In diesem Briefwechsel, von dem ich nicht weiß, ob er im »Lesebuch« vollständig wiedergegeben wird (zumindest dem entspricht, was in der Originalausgabe zu lesen ist), sind zwei Phasen zu beobachten. In der ersten Phase schreibt Simenon sehr viel an Gide und es scheint, dass nicht jeder Brief von ihm, Resonanz erzeugte. Der zweite Teil des Briefwechsel geht von 1945 bis 1950, in dem Gide mehr schreibt. Das mag nun aber in der Auswahl liegen, die die Herausgeber getroffen haben.

Der erste Brief stammt aus dem Jahr 1938 (höchstwahrscheinlich Dezember) und wurde von Simenon aus dem holländischen Sneek nach Paris gesendet. Er bedankt sich für die freundlichen Worte Gides, die sie bei einem Telefongespräch ausgetauscht hatten. Dieses Gespräch, das ist den Zeilen zu entnehmen, war Simenon sehr viel wert. Das ist der Zeitpunkt, zu dem Simenon beginnt, Gide regelmäßig mit seinen Büchern zu versorgen. Aber nicht nur mit den fertigen Büchern, sondern auch mit Fahnen zu seinen Büchern, so dass der Schriftsteller Gide schon vor der Veröffentlichung Einblick in das Werk hatte und häufig auch im Herstellungsprozess Simenon noch Anregung gab.

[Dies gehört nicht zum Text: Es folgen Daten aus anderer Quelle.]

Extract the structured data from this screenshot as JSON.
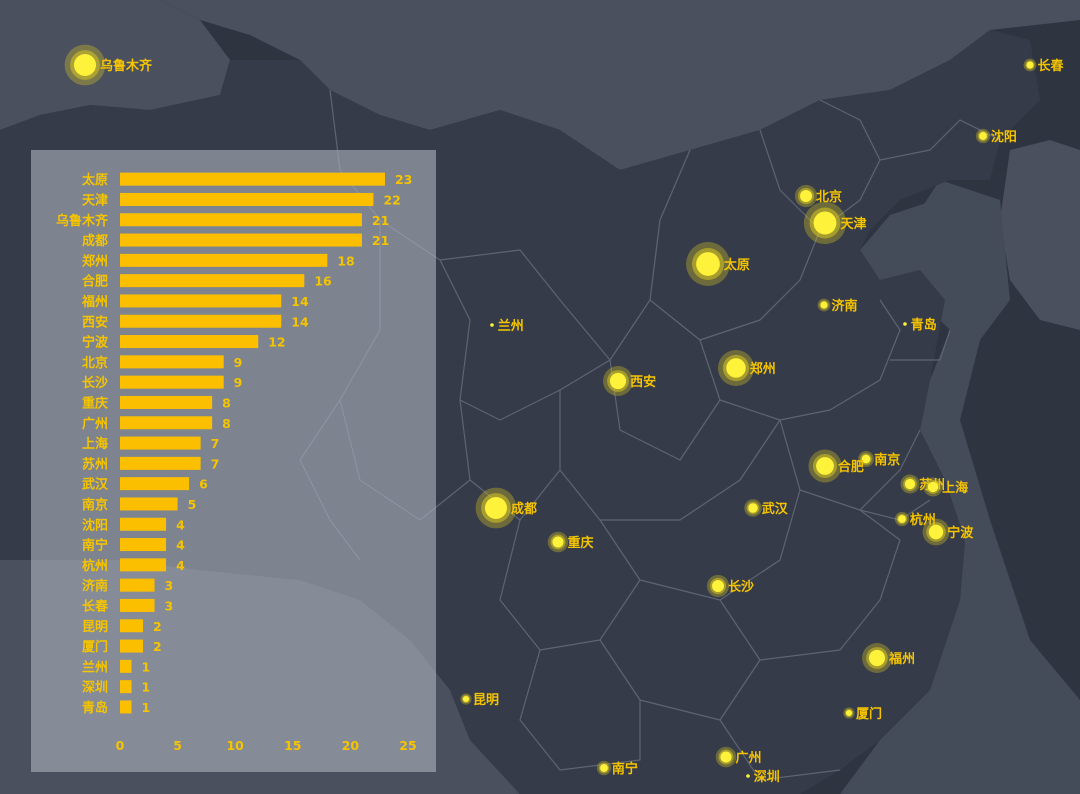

Auf »Stammbaum« hatte Gide sogar maßgeblichen Einfluss und sorgte dafür, dass die ursprüngliche Simenonsche Konzeption des Werkes komplett »umgeschmissen« wurde und aus einem autobiographischen Werk, zwei wurden – nämlich die einmal angedachten autobiographischen Notizen und ein autobiographisch geprägter Roman, der das Leben in Lüttich und insbesondere der Familie Simenon und ihrer weitverzweigten Verwandtschaft widergibt.

Gide scheut sich zu keiner Zeit und bei aller Zuneigung zu Simenon, die er zu Simenon hat, nicht, heftige Kritik an dessen Werk zu äußern – auch in dem er sagte, er sei von diesem oder jenem Werk mehr enttäuscht.

Simenon hat es mit dem Werk von Gide allerdings nicht so und es wird in den Briefen auch nicht thematisiert. Zwar schreibt er in einem sehr langen Brief Anfang 1939 an Gide, »dass Sie der Meister sind, oder an das Stimmungstief, in das ich vor kurzem erst durch die neuerliche Lektüre Ihrer Werke geraten bin., bekannte aber in »Als ich alt war«:

»Versucht, Gide zu lese, dessen Freund ich werden sollte. Konnte nicht. Habe es ihm nie gesagt.

So konnte sich Simenon nie das Bild über das Werk seines Freundes machen, wie der andere, der bis zu seinem Tode wohl alles bis dahin Erschienen gelesen hatte und sich das in entfernte Länder nachschicken ließ und, trotz aller Kritik, die er an den Büchern äußerte, ein Werber für das Werk von Simenon war. Sei es, in dem er mit Freunden über die Bücher redete oder sich nicht scheute, auf Fotos mit Büchern seines Freundes zu posieren. Ein dickes Dossier dürfte Gide über das Werk seines Freundes hinterlassen habe, denn zu allen Werken machte er sich feinsäuberliche Notizen, mit dem Wunsch, diese einmal mit Simenon durchgehen zu können.

André Gide wurde am 22. November 1869 in Paris geboren, am 19. Februar 1951 starb er in seiner Heimatstadt. 1947 bekam der in den letzten Jahren des Briefwechsels immer wieder über Gesundheitsprobleme klagende Gide den Literaturnobelpreis (einige Werke: »Die Verliese des Vatikan«, »Die Falschmünzer«, »Die Schule der Frauen«), ein Preis über den er sich sehr freute, der ihn aber auch die Erkenntnis brachte, dass es gesundheitlich nicht mehr aufwärts ginge. Sein nahes Ende ahnend, verabschiedet er sich etwa drei Monate vor seinem Tod von Simenon mit den Worten:

Lieber Simenon, ich mag Sie sehr, und ich umarme Sie.